Mains- GS-1 Society.
- In South Asia, we commit the mistake of interpreting political maps as cultural maps.
- Hindi is being imposed using the logic of “One Nation – One Language” in a multilingual India.
- It must be remembered that one of the reasons behind the partition between Western Pakistan and Eastern Pakistan was the imposition of Urdu on the Bengali population.
- Urdu as a concocted Islamic category was made to mediate between the two distinct cultural zones under an imaginary Islamic linguistic umbrella.
- Even if a multilingual nation like India becomes monolingual, over a course of time it will gradually create many distinct dialects unique in themselves.
- The Sinhala Only Act (the Official Language Act) of 1956 was a high point in Sri Lanka’s history which triggered intense enmity and distrust between the Sinhalis and the Tamils.
- It replaced English with Sinhala as the sole official language of Sri Lanka with the exclusion of Tamil people who formed 70% of the population.

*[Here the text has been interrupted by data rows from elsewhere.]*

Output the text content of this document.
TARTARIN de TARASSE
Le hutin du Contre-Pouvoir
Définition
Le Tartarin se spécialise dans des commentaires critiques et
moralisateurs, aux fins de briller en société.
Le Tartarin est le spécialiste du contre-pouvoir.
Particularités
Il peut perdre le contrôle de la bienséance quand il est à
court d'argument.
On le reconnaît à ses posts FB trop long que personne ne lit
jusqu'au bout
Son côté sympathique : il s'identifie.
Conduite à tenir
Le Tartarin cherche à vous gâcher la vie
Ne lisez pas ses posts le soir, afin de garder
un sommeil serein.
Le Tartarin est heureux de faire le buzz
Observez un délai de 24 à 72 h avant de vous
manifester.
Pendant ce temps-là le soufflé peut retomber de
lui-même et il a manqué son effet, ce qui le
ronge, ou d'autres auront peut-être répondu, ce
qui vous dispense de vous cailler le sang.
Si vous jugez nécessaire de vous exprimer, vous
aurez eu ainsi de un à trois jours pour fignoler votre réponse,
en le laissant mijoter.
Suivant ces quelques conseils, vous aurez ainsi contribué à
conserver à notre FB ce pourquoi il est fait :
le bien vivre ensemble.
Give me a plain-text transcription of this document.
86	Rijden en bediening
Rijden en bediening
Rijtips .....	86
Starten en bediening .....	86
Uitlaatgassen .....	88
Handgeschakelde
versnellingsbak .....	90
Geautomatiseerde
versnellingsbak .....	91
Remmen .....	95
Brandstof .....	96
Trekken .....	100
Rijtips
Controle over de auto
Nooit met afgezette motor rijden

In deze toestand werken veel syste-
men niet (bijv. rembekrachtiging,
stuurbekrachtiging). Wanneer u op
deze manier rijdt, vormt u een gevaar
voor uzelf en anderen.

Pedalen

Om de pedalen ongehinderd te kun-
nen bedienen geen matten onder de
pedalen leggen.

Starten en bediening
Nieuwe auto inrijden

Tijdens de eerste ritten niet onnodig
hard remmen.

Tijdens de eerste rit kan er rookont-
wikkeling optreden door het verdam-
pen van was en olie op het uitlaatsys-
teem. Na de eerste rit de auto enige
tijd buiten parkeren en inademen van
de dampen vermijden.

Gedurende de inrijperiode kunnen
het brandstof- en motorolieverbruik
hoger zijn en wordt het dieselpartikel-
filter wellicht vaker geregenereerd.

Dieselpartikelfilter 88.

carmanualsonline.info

- Singapore has a multi-ethnic population (Chinese, Malay and Indian), in its formative years, there was immense pressure to declare Chinese as the official language of Singapore. But it opted for English.
- India should have a robust language policy that emphasises on the quality of language learning rather than running language departments.
- In India, there should be focus on how to study language structurally and systematically.